WMAR-TV has been ratings-troubled, finishing well behind its two competitors at 11 p.m. in the November sweeps. The station has let several staffers go, most notably its big-ticket anchor, Stan Stovall, who reportedly earned about $300,000 annually.
Doerr open at KENS
Belo's KENS-TV San Antonio has hired Tom Doerr as news director.
He was news director at WPLG(TV) Miami for five years before joining consulting group AR&D as a consultant and was news director at KTRK-TV Houston before that. He worked briefly as an independent consultant following the implosion and dramatic restructuring at AR&D last year but decided to return to the news business when his family objected to his extensive traveling after Sept. 11.
Doerr had consulted with KENS-TV for four years at AR&D, and General Manager Bob McGann discussed the job with him following the departure of News Director Nick Simonette, who left to become general manager at WAFB(TV) Baton Rouge, La.
Land sheds office
One of the nation's senior broadcasters, Allan Land, has retired as president of Southeastern Ohio Broadcasting, which owns WHIZ-TV Zanesville, Ohio. He joined WHIZ(AM) as a newsman, then moved into management shortly after the TV station signed on in 1953. "I got out of news," he says, "when I found out where they kept the money." He became company president in 1960.

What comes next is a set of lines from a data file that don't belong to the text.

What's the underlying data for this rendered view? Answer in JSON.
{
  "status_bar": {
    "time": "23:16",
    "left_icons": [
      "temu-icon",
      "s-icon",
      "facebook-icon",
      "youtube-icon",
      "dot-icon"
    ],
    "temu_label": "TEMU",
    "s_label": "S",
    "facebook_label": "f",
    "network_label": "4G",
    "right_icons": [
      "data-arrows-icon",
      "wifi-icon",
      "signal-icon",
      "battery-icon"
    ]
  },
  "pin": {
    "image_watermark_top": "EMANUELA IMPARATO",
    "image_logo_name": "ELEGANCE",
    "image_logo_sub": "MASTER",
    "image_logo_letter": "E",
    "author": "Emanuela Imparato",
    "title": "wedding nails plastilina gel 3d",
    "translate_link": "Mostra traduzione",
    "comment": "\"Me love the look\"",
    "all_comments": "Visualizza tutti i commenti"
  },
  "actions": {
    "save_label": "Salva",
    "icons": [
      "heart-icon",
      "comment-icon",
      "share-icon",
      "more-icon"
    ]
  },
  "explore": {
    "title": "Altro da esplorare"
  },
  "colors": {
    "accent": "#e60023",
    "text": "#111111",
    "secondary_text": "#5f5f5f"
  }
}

Land's son Eric, also a former newsman, is general manager at Media General's WFLA-TV Tampa, Fla.
Won't you come out this afternoon? Granite Broadcasting's WKBW-TV Buffalo, N.Y., plans to launch a 4 p.m. newscast to better appeal to the female demo. News Director Bob Yuna said the program, slated for September launch, will be different from other newscasts in the market: "More women are watching at 4 p.m., and the content of the program will reflect the kind of news and topical issues that are of interest to the majority of viewers."
WCBS-TV New York last week unveiled a new "beat"-reporting plan to cover the city's five boroughs and Westchester County in greater depth, said News Director Joel Cheatwood. "In a region this large, the tendency is to cover stories that best represent the common interest of the entire area, essentially losing the neighborhood perspective."
The station named as its Bronx reporter Victoria Mondesire, who has been covering the borough for Cablevision's News 12. Paul Fleuranges will cover Brooklyn and Staten Island; Rose Walia, Queens; Marcella Palmer and Aimee Nuzzo, New Jersey; and Jennifer McLogan, Long Island.
Help me, says Rondo
Don Rondo, the 1950s pop singer who became a political talk-show host in New Hampshire, sued his former station, WMUR-TV Manchester, claiming that it had breached an agreement he had with former owner Imes Communications to run his Sunday political show until 2008. The station denies the claim and plans to contest the suit.
Idaho truck driver Bret Lee was charged last week with negligent homicide for the accident last month that killed KRTV(TV) Great Falls, Mont., reporter Jennifer Hawkins and part-time photographer David Gerdrum (B&C, 1/21, p. 36).